L’internationalisation de la Fête de la musique a donc démarré en 1985, à l’occasion de l’Année européenne de la Musique. « Les réseaux culturels français ont été sollicité, comme l’Alliance Française, par le Ministère de la Culture » nous explique Laurence Lalatonne, responsable de l’action culturelle auprès de la Fondation Alliance Française. « Avec la Fête de la francophonie, la Fête de la musique est devenue rapidement un événement incontournable du paysage culturel français ». Une charte a été signée à Budapest en 1997, pour s’ouvrir à tous les partenaires internationaux souhaitant s’y associer. Une seule condition cependant: le respect du principe de la gratuité ainsi que de la diversité de la musique jouée et du public. Un site internet et un European Day of Music ont alors vu le jour pour promouvoir l’événement à grande échelle. Outre-Atlantique, il a pris la forme du Make Music Day.
Il n’y a donc pas de version « made in France » et un label protégé « Fête de la musique » imposés dans les pays étrangers. Le projet est réadapté localement, dans chaque ville désirant le développer. D’après le Ministère de la Culture, la France n’a jamais cherché à mettre la main sur le déroulement des « Fêtes de la musique » à travers le monde. Pourtant, c’est son idée, et elle a un logo, repris par certains sites dont le site allemand, comme une preuve d’authenticité. Mais, toujours selon le Ministère de la Culture, « la fête appartient à tous ceux qui la font ». L’objectif de la France n’est donc pas de déposer, diffuser et imposer une marque, ou de grandir son influence à l’étranger par ce moyen culturel.
« La fête appartient à tous ceux qui la font »
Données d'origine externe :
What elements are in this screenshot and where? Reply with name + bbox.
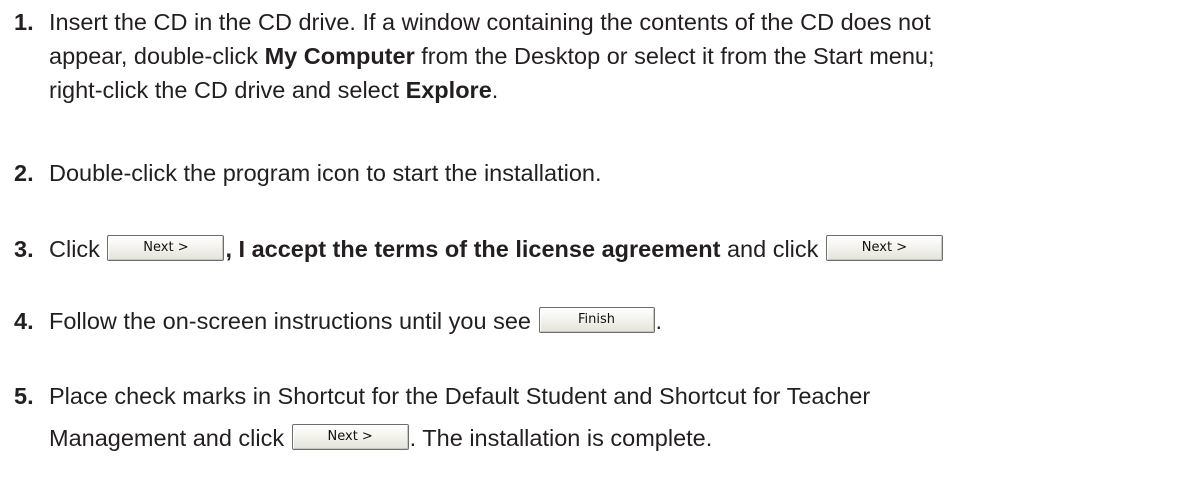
step-number: 2. (14, 160, 34, 186)
step-5-line-2: Management and click Next >. The install… (49, 421, 712, 455)
step-1-line-3: right-click the CD drive and select Expl… (49, 73, 498, 107)
next-button[interactable]: Next > (291, 424, 409, 450)
step-text: appear, double-click (49, 43, 265, 69)
next-button[interactable]: Next > (107, 235, 225, 261)
step-text: from the Desktop or select it from the S… (414, 43, 935, 69)
step-text: and click (720, 236, 825, 262)
step-text: Follow the on-screen instructions until … (49, 308, 538, 334)
step-3-text: Click Next >, I accept the terms of the … (49, 232, 944, 266)
step-text: Management and click (49, 425, 291, 451)
step-1-line-2: appear, double-click My Computer from th… (49, 39, 935, 73)
step-text: right-click the CD drive and select (49, 77, 406, 103)
accept-terms-label: , I accept the terms of the license agre… (225, 236, 721, 262)
finish-button[interactable]: Finish (538, 307, 655, 333)
step-5-line-1: Place check marks in Shortcut for the De… (49, 383, 871, 409)
step-number: 5. (14, 383, 34, 409)
step-text: . The installation is complete. (409, 425, 713, 451)
installation-steps: 1. Insert the CD in the CD drive. If a w… (0, 0, 1178, 484)
step-number: 4. (14, 308, 34, 334)
step-number: 1. (14, 9, 34, 35)
step-text: Click (49, 236, 107, 262)
explore-label: Explore (405, 77, 492, 103)
step-number: 3. (14, 236, 34, 262)
step-4-text: Follow the on-screen instructions until … (49, 304, 662, 338)
next-button[interactable]: Next > (825, 235, 943, 261)
step-2-text: Double-click the program icon to start t… (49, 160, 602, 186)
step-text: . (655, 308, 663, 334)
step-1-line-1: Insert the CD in the CD drive. If a wind… (49, 9, 931, 35)
step-text: . (491, 77, 499, 103)
my-computer-label: My Computer (264, 43, 415, 69)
Et on le comprend. « Il s’agit d’un événement international, qui concerne tout le monde et donc pas seulement la France », nous explique Aaron Friedman, président de Make Music Alliance qui coordonne le Make Music Day (en raison de l’ancienne appellation « Faites de la musique ») dans une centaine de villes aux Etats-Unis. Aaron Friedman est un musicien-compositeur new-yorkais. En visite en France durant l’été 2006, il découvre la Fête de la musique et s’enthousiasme pour son dynamisme et son énergie. « Aux Etats-Unis, il y avait une vraie demande d’événement fédérateur de ce type autour de la musique, et j’ai saisi l’occasion d’importer la Fête de la musique ». Il lance le « Make Music Day » pour la première fois à New-York le 21 juin 2007, lors duquel ont lieu 560 performances musicales en plein air. C’est un véritable succès qu’il décide d’étendre à d’autres villes des Etats-Unis. Elles sont maintenant 62 à l’organiser.
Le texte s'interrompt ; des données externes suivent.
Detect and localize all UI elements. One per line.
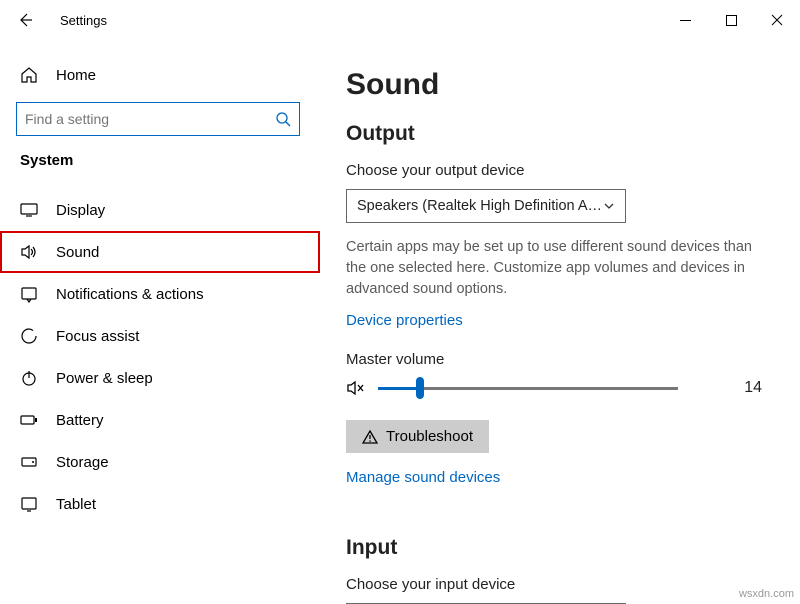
warning-icon xyxy=(362,429,378,445)
display-icon xyxy=(20,201,38,219)
close-icon xyxy=(771,14,783,26)
master-volume-label: Master volume xyxy=(346,351,762,368)
search-input[interactable] xyxy=(25,111,275,127)
page-title: Sound xyxy=(346,68,762,102)
home-icon xyxy=(20,66,38,84)
sidebar-item-label: Power & sleep xyxy=(56,370,153,387)
sidebar-item-storage[interactable]: Storage xyxy=(0,441,320,483)
home-label: Home xyxy=(56,67,96,84)
chevron-down-icon xyxy=(603,200,615,212)
sidebar-item-label: Notifications & actions xyxy=(56,286,204,303)
device-properties-link[interactable]: Device properties xyxy=(346,312,463,329)
home-link[interactable]: Home xyxy=(0,58,320,92)
sidebar-item-label: Storage xyxy=(56,454,109,471)
maximize-button[interactable] xyxy=(708,4,754,36)
nav-list: Display Sound Notifications & actions Fo… xyxy=(0,189,320,525)
output-heading: Output xyxy=(346,122,762,146)
master-volume-value: 14 xyxy=(722,379,762,397)
sidebar-item-label: Focus assist xyxy=(56,328,139,345)
back-button[interactable] xyxy=(14,9,36,31)
window-title: Settings xyxy=(60,13,107,28)
sidebar-item-label: Battery xyxy=(56,412,104,429)
notifications-icon xyxy=(20,285,38,303)
battery-icon xyxy=(20,411,38,429)
sidebar-item-power-sleep[interactable]: Power & sleep xyxy=(0,357,320,399)
minimize-icon xyxy=(680,15,691,26)
sound-icon xyxy=(20,243,38,261)
sidebar-item-label: Tablet xyxy=(56,496,96,513)
sidebar-item-tablet[interactable]: Tablet xyxy=(0,483,320,525)
maximize-icon xyxy=(726,15,737,26)
sidebar-item-label: Sound xyxy=(56,244,99,261)
output-device-select[interactable]: Speakers (Realtek High Definition A… xyxy=(346,189,626,223)
storage-icon xyxy=(20,453,38,471)
minimize-button[interactable] xyxy=(662,4,708,36)
manage-sound-devices-link[interactable]: Manage sound devices xyxy=(346,469,500,486)
sidebar-item-label: Display xyxy=(56,202,105,219)
sidebar-item-focus-assist[interactable]: Focus assist xyxy=(0,315,320,357)
sidebar: Home System Display Sound Notifications … xyxy=(0,40,320,604)
input-device-label: Choose your input device xyxy=(346,576,762,593)
sidebar-item-display[interactable]: Display xyxy=(0,189,320,231)
output-help-text: Certain apps may be set up to use differ… xyxy=(346,237,762,300)
arrow-left-icon xyxy=(17,12,33,28)
sidebar-item-battery[interactable]: Battery xyxy=(0,399,320,441)
sidebar-item-notifications[interactable]: Notifications & actions xyxy=(0,273,320,315)
slider-fill xyxy=(378,387,420,390)
title-bar: Settings xyxy=(0,0,800,40)
input-heading: Input xyxy=(346,536,762,560)
output-device-value: Speakers (Realtek High Definition A… xyxy=(357,198,603,214)
tablet-icon xyxy=(20,495,38,513)
troubleshoot-label: Troubleshoot xyxy=(386,428,473,445)
master-volume-slider[interactable] xyxy=(378,378,678,398)
watermark: wsxdn.com xyxy=(739,588,794,600)
power-icon xyxy=(20,369,38,387)
content-area: Sound Output Choose your output device S… xyxy=(320,40,800,604)
search-box[interactable] xyxy=(16,102,300,136)
close-button[interactable] xyxy=(754,4,800,36)
slider-thumb[interactable] xyxy=(416,377,424,399)
window-controls xyxy=(662,4,800,36)
troubleshoot-button[interactable]: Troubleshoot xyxy=(346,420,489,453)
volume-mute-icon[interactable] xyxy=(346,378,366,398)
search-icon xyxy=(275,111,291,127)
focus-assist-icon xyxy=(20,327,38,345)
category-heading: System xyxy=(0,152,320,179)
sidebar-item-sound[interactable]: Sound xyxy=(0,231,320,273)
output-device-label: Choose your output device xyxy=(346,162,762,179)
Bien qu’étant une initiative locale et citoyenne, la naissance de la Fête de la musique américaine a nécessité le soutient de ses créateurs. « J’ai rencontré Jack Lang en personne, et j’ai discuté avec des membres du Ministère de la culture pour m’informer sur la façon dont je devais m’y prendre. », nous apprend le Président de Make Music Alliance. « Mais notre version de la Fête de la musique est assez différente de la version française. Elle ne se base pas sur une initiative gouvernementale mais sur une initiative totalement citoyenne, et ne dispose pas, comme en France, du réseau de communication du Ministère de la Culture. », ajoute-t-il. Make Music Alliance est en effet soutenue par une fondation, NAMM (National Association of Music Merchants), qui se charge de promouvoir les innovations instrumentales des entreprises musicales, ainsi que de favoriser la pratique musicale à tout âge.
Ainsi, la « Fête de la musique » n’est pas une marque culturelle française exportée à l’étranger, mais bien un modèle réadapté et transformé dans chaque pays, par la société civile.